NEWS ANALYSIS: The Senate committee members shared concerns about balancing innovation and security during a hearing on draft legislation to promote Internet safety.
It’s not often that you hear discussions about devices ranging from smart automobiles to smart coffee makers bandied about in the halls of the U.S. Senate, but it happened on Feb. 11 as the Senate Committee on Commerce, Science and Transportation held its first hearing on draft legislation aimed at safeguarding Internet security.
Senator’s comments showed they were concerned about ensuring the security of users while not erecting barriers in the way of future innovation.
But first they felt compelled to discuss the day’s news about Samsung smart televisions that apparently can record entire conversations held within range of their microphones, and then send them off into the cloud.
Ranking Member Senator Bill Nelson (D-FL) expressed his concern about personal information getting into the hands of third parties without the knowledge of device users, and the subsequent risk to privacy. “And, more recently, we learned that Samsung’s privacy policy for its voice-activated ‘Smart TV’ informed consumers that their indoor conversations can be recorded by the television and sent to a third party,” Nelson said. “So, Big Brother may really be listening to us.”


This part of the discussion underscored the broader concerns about Internet security in the Senate hearing. On one hand, growth of the Internet of Things promises a whole new world of data-based capabilities, but on the other hand, if it’s done wrong it’s rife with risks to security and privacy.
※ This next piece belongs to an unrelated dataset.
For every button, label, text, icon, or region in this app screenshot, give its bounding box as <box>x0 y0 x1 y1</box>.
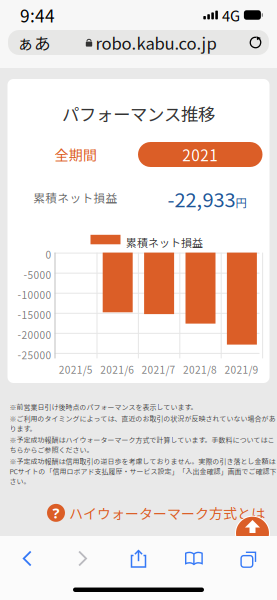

The risks that Senators on both sides of the aisle discussed go far beyond just the release of private information. They’re also worried about security risks in the form of criminal and terrorist attacks.

“IoT devices can collect sensitive consumer and business data; therefore, privacy considerations should be at the forefront as we consider this great technological wave,” noted Committee Chairman John Thune (R-SD) in his opening remarks, But he cautioned, “Security will also be a critical concern of the Internet of Things due to the scope and sensitivity of the data collected and the interconnection of devices and networks.”
But Sen. Thune also said that the government needs to move carefully. “These issues are real, but I encourage policymakers to resist the urge to jump head first into regulating this dynamic marketplace. Let’s tread carefully and thoughtfully before we consider stepping in with a ‘government knows best’ mentality that could halt innovation and growth. Let’s treat the Internet of Things with the same light touch that has caused the Internet to be such a great American success story.”
During the discussion and the questions that followed, much of the concern focused on security, both in terms of the transmission of sensitive data, but also in protecting networks against intrusion. A recent segment on the CBS program “60 Minutes” drew specific mention because it showed how easy it can be to break into an unprotected network and to take control of the devices on the network.